Incredible seems to the scale Bear in Heaven operates in these days.
The band’s decidedly different, almost genre-less sound has been reaching wider audiences over the last couple years. This has been helped along in part by well-received performances at certain Texan music festival as well as a growing fan affinity for what is alternately (and unfortunately) referred to as “dream-wave” or “chill-core”. The nebulous and unsettling feelings these names bring to mind are a good introduction to the music itself: expansive and insanely complex, with hints of something weird and ominous.

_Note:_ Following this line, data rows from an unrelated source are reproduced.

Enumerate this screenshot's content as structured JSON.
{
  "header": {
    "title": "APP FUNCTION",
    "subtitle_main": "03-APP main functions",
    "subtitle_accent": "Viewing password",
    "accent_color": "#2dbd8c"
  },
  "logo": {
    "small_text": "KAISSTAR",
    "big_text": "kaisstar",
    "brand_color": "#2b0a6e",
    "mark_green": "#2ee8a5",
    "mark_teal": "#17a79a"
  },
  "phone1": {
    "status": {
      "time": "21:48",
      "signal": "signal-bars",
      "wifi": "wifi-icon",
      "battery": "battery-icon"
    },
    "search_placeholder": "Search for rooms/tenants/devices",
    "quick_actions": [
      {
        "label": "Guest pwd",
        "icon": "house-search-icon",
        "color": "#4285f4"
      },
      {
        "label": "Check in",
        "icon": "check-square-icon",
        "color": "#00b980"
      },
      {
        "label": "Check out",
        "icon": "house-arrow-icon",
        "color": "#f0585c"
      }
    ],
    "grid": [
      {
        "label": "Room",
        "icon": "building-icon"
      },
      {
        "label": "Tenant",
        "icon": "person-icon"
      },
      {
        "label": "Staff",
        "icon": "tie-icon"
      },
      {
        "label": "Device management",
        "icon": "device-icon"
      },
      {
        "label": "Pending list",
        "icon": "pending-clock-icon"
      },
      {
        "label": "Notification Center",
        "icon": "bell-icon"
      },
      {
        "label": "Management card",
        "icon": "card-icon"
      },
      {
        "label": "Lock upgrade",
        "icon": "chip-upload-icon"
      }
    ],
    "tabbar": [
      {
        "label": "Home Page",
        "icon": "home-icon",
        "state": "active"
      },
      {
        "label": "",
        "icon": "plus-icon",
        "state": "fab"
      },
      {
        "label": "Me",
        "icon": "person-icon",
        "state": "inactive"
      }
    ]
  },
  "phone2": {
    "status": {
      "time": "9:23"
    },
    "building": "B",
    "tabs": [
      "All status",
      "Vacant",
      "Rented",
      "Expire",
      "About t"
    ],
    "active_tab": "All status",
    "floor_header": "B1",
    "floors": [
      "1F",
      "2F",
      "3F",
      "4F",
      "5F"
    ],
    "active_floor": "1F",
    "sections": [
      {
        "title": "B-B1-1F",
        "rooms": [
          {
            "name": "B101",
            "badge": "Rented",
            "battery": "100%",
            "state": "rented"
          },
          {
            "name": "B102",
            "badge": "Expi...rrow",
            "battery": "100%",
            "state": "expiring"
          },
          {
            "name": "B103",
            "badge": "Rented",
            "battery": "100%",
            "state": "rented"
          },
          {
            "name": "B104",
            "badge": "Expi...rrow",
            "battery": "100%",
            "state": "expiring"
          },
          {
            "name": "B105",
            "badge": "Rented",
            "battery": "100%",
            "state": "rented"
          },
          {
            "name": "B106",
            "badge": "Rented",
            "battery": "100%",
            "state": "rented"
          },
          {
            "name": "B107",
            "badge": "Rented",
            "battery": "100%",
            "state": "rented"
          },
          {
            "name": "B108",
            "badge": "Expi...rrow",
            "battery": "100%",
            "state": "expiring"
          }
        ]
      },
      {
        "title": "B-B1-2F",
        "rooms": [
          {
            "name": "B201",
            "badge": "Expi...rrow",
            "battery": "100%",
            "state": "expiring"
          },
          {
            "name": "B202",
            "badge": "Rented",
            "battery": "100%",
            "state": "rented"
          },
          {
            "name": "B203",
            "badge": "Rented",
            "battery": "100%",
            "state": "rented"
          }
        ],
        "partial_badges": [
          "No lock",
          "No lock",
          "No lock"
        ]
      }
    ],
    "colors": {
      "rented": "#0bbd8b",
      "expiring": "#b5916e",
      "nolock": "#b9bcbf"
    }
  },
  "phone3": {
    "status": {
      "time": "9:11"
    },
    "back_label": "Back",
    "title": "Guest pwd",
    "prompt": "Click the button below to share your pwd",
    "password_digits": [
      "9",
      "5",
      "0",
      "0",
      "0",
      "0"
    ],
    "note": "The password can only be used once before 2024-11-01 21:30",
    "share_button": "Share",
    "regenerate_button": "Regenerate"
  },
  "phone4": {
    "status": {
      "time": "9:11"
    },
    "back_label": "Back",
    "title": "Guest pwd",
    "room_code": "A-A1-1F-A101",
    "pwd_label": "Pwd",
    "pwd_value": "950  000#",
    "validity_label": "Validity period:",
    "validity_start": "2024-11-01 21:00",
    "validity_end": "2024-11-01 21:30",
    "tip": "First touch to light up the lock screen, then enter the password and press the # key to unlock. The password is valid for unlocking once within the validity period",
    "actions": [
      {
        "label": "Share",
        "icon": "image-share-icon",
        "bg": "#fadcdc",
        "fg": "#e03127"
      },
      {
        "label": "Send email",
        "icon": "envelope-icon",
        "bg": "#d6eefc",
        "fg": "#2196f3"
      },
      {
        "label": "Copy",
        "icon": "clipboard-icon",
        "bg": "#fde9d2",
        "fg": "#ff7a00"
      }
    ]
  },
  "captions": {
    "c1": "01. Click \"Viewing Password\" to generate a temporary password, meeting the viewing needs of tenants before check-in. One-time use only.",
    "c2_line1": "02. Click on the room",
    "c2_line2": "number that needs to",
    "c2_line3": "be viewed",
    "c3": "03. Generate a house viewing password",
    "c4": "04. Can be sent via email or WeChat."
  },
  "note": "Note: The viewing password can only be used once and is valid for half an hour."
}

A quick listen to their latest album, I Love You, It’s Cool, streamed from the Bear in Heaven website. It reveals these tendencies. It’s been decelerated to the (yes, incredible) speed of 400,000% slower, so that the entire record plays once during the month before its April 3 release date.
Tune in, if only for a minute: often what you hear is a long, buzzing drone, like a bee that found the Valium flower. It’s also fascinating, as if there’s something to be discovered in the ambient murmur.
Even now I find myself strangely addicted to checking the site—how does it sound? What’s the hum saying now? Philpot tends to talk about it as if it’s an entirely different record from the one he’s about to release, with a different craft.
“It was made in sort of a passive way, which is sort of beautiful. Ambient music made in an ambient way.”
The record itself, he maintains, is more accessible than its molasses-slow twin. He calls “friendlier” than his previous work, particularly 2010’s Beast Rest Forth Mouth.
“The last records were like… music, pushing, in your face, you know?”
And this one?
“More like, here’s some music,” he says, and his voice sounds like he’s giving me a flower from across the continent.
And just how friendly is Bear in Heaven, these days?
All signs point to very. Philpot’s excited for the tour, which starts this week at Philadelphia’s Andy Warhol Museum (“I hope we get a free Warhol painting,” he notes drily) and will bring the trio, with Portland outfit Blouse, to the Biltmore April 14.
We know he’s excited to see us, since he’s picked up on the little things that make our city great.
“There’s always good vibes, the people are usually very pretty and the sushi is amazing.”
After a momentary Vancouver and sushi-oriented love-fest, he starts in again on the great things in store for Bear in Heaven: a European tour (“I want to be like the Rolling Stones over there”), a potential gig in Russia and a true rarity, a little time off between tours to write. Other than that, Philpot’s vision for Bear in Heaven is simple, the proverbial brass tacks of music: “[to] continue making tunes” and more touring, hopefully internationally.
As long as it brings Bear in Heaven to our good-looking, sushi-laden shores, that sounds all right by me.
The Biltmore show, he promises, will be “a party.” Consider yourself invited.